El comentarista recodaba la película titulada “El Club de los poetas muertos”. Aquel profesor de literatura que, frente a un sistema educativo, apto para crear seres de cartón-piedra, como clonados, jugó la baza de sembrar poesía, inconformismo, lucha contra la rutina, cultivo de la gratuidad, de la utopía.

La segunda lectura del este domingo va por el mismo camino. San Pablo, analizando sus afanes apostólicos, se pregunta: ¿Y cuál es mi paga? Y, con la nobleza acostumbrada, se contesta a sí mismo: “Precisamente dar a conocer el Evangelio, anunciándolo de balde, ésa es mi paga”.

Necesitamos que Jesús nos cure a unos, de la fiebre posesiva; a otros, de la fiebre del sábado noche; a todos, que nos abra los ojos para valorar en profundidad a las personas. Seguramente empezaríamos a percibir que no estamos solos, que hay otros problemas además de los nuestros, que, como dice la canción, las cosas son importantes, pero la gente lo es más.

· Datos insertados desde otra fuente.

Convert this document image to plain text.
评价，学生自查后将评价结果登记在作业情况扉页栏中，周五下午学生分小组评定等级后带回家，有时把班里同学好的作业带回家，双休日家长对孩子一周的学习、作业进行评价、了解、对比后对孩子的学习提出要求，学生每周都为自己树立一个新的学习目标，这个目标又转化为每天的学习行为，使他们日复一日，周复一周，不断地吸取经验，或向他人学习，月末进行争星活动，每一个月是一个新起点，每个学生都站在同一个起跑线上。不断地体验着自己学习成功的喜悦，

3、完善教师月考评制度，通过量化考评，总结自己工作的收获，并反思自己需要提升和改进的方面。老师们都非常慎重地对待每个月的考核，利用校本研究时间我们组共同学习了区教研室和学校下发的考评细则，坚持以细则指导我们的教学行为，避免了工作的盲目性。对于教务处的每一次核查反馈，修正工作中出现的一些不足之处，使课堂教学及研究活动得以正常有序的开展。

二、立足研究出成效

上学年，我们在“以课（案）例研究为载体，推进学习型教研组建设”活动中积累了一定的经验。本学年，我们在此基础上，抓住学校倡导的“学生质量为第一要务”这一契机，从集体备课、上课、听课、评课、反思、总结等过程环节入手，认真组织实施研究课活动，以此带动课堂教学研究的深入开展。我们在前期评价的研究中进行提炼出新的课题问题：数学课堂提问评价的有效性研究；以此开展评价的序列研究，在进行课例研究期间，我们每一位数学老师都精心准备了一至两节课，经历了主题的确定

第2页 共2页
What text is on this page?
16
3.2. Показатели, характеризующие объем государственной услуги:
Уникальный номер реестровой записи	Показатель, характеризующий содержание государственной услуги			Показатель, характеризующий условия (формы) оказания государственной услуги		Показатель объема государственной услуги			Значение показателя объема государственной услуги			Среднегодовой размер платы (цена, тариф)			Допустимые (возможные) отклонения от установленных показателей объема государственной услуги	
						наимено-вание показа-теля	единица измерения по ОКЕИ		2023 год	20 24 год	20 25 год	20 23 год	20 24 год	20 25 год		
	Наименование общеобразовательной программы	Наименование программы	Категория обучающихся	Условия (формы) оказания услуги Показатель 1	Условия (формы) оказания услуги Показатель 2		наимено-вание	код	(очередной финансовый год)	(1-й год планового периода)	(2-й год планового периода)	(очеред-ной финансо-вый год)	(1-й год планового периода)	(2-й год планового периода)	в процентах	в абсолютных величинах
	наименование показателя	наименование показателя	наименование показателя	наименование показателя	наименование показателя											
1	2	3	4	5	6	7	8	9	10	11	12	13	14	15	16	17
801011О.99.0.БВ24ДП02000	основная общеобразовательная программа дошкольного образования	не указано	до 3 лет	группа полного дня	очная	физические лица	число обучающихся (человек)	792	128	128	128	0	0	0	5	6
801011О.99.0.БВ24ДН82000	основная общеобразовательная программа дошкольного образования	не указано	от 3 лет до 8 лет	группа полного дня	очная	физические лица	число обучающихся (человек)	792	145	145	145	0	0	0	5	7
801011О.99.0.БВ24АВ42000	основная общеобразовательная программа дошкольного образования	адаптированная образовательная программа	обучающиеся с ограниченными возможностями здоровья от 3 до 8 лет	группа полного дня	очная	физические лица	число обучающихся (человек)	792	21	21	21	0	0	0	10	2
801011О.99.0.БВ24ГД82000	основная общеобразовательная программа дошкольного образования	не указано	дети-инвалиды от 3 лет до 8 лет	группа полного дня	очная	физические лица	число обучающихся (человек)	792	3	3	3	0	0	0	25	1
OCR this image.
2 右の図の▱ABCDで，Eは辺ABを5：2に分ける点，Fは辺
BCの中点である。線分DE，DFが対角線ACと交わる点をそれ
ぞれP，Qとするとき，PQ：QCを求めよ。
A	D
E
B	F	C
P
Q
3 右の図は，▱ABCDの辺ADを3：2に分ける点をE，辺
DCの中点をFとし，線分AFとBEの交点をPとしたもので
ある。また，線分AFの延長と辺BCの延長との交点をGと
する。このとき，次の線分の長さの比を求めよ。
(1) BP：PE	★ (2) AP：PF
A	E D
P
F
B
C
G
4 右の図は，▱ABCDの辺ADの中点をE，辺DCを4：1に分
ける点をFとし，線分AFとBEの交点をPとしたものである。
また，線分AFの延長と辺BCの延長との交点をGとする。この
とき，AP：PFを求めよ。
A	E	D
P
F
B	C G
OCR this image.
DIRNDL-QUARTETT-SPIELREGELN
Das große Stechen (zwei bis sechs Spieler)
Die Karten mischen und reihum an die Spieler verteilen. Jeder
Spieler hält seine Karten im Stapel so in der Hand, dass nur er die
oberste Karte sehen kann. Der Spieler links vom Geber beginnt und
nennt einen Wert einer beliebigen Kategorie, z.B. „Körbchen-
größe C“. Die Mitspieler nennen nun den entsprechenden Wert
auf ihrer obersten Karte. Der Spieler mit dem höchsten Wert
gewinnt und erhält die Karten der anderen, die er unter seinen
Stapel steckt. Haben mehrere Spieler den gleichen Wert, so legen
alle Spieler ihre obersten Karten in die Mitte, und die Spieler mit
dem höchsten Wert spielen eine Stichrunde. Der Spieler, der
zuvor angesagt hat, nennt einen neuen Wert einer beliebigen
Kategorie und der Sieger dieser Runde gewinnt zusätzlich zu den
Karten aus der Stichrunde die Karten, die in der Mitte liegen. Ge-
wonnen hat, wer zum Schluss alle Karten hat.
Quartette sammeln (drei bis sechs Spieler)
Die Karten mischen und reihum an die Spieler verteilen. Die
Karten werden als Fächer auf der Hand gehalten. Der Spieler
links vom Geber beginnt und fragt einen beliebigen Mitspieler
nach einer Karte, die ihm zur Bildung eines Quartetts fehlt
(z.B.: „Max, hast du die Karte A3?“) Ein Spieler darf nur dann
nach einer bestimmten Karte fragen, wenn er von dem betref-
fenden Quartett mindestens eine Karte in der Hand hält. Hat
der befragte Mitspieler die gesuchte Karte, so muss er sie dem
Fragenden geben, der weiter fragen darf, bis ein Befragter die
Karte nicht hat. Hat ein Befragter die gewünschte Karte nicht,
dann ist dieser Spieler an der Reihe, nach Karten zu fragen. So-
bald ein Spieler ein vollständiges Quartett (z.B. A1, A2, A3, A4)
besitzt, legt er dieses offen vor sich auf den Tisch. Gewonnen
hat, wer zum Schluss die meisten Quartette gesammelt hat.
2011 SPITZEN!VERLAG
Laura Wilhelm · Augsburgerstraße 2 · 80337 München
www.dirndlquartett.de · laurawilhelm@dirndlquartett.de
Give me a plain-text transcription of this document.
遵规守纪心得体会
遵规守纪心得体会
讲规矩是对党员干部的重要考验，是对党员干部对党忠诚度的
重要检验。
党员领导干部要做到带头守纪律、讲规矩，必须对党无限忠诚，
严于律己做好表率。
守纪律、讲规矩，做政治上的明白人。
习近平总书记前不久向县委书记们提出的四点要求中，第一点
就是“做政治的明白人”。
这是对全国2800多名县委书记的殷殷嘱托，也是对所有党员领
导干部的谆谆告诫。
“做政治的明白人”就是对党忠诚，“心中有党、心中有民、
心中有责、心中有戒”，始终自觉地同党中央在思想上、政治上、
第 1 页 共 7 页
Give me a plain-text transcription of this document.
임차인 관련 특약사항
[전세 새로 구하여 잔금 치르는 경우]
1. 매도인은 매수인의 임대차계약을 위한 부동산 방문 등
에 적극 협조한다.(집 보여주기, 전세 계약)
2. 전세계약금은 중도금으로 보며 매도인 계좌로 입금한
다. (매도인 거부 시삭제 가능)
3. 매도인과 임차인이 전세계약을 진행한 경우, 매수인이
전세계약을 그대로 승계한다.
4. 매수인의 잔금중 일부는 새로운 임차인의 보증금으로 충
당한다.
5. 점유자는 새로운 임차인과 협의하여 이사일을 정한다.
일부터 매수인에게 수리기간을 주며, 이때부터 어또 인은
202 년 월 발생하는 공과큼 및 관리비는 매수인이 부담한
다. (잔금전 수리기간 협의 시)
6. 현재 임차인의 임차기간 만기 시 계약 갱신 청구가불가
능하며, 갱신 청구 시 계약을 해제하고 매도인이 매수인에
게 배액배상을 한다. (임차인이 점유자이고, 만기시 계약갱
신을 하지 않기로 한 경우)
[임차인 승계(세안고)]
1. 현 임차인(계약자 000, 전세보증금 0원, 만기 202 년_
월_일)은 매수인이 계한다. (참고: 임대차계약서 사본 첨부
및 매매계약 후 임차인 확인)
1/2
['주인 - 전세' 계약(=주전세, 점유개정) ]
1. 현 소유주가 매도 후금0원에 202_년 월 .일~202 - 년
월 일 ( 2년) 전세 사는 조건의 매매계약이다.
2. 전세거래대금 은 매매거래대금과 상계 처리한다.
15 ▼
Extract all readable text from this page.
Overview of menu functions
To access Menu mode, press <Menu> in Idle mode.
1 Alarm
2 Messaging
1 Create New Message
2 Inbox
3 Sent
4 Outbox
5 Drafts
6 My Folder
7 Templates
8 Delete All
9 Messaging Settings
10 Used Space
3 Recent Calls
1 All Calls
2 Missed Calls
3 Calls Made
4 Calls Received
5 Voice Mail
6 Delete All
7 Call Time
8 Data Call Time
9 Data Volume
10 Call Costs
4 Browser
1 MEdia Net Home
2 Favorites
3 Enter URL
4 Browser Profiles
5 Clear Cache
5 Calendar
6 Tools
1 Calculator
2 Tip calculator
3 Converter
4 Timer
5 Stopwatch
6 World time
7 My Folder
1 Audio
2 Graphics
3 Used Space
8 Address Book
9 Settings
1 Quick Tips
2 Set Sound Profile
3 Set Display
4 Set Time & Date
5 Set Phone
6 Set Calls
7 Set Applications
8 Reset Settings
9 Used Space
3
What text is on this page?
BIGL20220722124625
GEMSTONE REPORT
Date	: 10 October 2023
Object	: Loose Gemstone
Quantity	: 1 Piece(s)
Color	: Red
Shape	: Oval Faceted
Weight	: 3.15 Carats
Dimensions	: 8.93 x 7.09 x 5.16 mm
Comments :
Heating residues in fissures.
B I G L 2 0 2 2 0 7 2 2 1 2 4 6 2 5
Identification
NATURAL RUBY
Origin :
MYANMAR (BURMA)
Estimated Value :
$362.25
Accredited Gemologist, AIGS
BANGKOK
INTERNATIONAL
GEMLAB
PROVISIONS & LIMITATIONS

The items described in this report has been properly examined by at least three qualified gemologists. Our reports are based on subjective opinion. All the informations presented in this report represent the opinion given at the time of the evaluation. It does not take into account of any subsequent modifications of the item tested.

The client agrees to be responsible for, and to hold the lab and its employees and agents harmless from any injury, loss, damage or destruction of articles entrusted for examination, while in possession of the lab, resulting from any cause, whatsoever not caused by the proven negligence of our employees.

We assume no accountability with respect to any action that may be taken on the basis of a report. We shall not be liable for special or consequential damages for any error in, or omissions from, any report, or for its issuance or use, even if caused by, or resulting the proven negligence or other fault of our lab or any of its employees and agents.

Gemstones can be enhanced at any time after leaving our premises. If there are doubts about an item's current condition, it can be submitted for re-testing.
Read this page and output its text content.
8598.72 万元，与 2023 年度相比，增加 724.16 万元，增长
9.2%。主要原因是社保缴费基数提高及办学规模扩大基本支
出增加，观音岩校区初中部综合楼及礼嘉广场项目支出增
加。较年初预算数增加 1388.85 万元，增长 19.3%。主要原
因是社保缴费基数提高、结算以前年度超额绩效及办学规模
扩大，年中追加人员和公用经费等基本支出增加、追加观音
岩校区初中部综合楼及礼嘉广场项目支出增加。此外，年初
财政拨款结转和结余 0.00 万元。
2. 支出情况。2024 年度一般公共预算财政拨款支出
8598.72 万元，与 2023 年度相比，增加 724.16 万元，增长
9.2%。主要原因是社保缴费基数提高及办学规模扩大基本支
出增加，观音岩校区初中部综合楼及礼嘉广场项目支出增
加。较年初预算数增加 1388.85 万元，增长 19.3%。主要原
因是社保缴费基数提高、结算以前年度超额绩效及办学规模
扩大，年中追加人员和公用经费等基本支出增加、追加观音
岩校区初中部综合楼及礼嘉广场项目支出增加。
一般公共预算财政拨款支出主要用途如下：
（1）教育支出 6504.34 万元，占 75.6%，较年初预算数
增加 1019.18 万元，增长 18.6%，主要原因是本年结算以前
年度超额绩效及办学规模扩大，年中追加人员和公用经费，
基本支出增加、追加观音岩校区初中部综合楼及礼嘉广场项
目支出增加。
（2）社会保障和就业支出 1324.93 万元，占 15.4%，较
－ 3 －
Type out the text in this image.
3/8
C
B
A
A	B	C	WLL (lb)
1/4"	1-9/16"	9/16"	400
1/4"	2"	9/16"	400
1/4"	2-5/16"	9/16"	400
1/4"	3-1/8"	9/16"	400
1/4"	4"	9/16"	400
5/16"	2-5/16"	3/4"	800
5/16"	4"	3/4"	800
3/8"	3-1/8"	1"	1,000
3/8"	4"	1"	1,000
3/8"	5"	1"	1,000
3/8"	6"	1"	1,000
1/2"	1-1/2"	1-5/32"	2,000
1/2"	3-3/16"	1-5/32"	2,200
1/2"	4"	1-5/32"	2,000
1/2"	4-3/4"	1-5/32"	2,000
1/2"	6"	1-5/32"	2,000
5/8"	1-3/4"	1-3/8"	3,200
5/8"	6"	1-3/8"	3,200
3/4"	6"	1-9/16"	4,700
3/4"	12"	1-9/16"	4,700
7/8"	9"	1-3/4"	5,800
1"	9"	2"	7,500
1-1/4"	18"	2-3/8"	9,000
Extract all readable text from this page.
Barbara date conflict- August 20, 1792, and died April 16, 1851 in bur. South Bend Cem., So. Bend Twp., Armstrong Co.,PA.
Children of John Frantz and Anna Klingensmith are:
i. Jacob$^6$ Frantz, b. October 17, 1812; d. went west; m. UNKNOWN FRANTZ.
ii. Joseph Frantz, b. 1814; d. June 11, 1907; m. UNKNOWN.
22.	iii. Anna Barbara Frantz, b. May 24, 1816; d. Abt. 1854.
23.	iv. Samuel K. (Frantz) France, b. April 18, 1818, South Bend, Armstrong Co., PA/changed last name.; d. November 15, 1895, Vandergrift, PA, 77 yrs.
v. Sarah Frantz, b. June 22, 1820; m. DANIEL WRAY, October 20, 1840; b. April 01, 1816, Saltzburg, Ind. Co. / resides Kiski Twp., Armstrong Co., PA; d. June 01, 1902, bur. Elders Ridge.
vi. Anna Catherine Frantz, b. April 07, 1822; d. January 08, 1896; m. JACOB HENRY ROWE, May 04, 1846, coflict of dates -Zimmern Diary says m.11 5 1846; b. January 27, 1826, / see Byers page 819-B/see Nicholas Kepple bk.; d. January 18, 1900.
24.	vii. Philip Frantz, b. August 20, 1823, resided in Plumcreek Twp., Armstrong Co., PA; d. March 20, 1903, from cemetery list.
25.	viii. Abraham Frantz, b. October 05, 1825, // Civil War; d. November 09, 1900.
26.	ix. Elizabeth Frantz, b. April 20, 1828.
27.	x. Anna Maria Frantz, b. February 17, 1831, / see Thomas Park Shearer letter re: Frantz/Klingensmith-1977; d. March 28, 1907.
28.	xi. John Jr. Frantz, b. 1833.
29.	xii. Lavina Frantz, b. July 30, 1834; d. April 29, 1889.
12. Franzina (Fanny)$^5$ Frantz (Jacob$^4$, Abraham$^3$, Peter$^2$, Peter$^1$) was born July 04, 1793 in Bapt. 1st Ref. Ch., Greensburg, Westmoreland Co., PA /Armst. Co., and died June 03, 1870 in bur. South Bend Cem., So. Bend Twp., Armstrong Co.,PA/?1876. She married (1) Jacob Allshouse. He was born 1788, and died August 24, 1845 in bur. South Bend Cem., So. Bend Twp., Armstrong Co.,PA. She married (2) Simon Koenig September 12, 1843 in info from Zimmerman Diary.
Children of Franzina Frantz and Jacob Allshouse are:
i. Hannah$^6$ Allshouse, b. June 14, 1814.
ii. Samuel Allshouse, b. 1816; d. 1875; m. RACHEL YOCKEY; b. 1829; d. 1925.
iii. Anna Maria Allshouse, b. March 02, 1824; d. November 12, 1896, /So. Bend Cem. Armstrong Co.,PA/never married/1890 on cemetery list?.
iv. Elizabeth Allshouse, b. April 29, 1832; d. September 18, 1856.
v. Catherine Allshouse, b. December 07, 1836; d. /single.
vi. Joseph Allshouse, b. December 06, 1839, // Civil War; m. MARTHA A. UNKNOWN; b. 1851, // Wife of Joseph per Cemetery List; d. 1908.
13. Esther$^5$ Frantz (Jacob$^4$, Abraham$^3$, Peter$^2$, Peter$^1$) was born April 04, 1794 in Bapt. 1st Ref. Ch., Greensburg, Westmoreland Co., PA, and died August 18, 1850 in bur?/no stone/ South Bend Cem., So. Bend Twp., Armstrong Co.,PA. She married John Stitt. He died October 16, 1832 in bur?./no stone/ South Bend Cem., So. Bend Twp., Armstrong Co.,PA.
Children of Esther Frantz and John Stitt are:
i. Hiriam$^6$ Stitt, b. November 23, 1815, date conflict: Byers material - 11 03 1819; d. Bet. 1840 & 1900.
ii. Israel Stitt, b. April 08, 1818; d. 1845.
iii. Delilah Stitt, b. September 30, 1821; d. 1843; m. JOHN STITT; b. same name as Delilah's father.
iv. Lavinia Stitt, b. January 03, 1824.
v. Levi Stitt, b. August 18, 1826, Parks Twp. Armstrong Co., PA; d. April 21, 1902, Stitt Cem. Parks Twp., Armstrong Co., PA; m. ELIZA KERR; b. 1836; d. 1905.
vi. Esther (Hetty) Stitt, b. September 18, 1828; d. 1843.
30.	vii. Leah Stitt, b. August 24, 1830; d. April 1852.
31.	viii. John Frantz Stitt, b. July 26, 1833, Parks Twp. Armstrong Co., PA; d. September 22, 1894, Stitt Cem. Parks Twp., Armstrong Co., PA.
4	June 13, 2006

“Se le pasó la fiebre y se puso a servirles”, dice el evangelio de la suegra de Pedro. El encuentro con Jesús hace que, desde ese momento, nuestros problemas se vayan quedando pequeños, puede que no desaparezcan, pero será ya otra cosa. Nace una urgencia nueva: ayudar a otros a que se les enciendan las bombillas de la compasión, de la atención, de la comprensión, de la misión.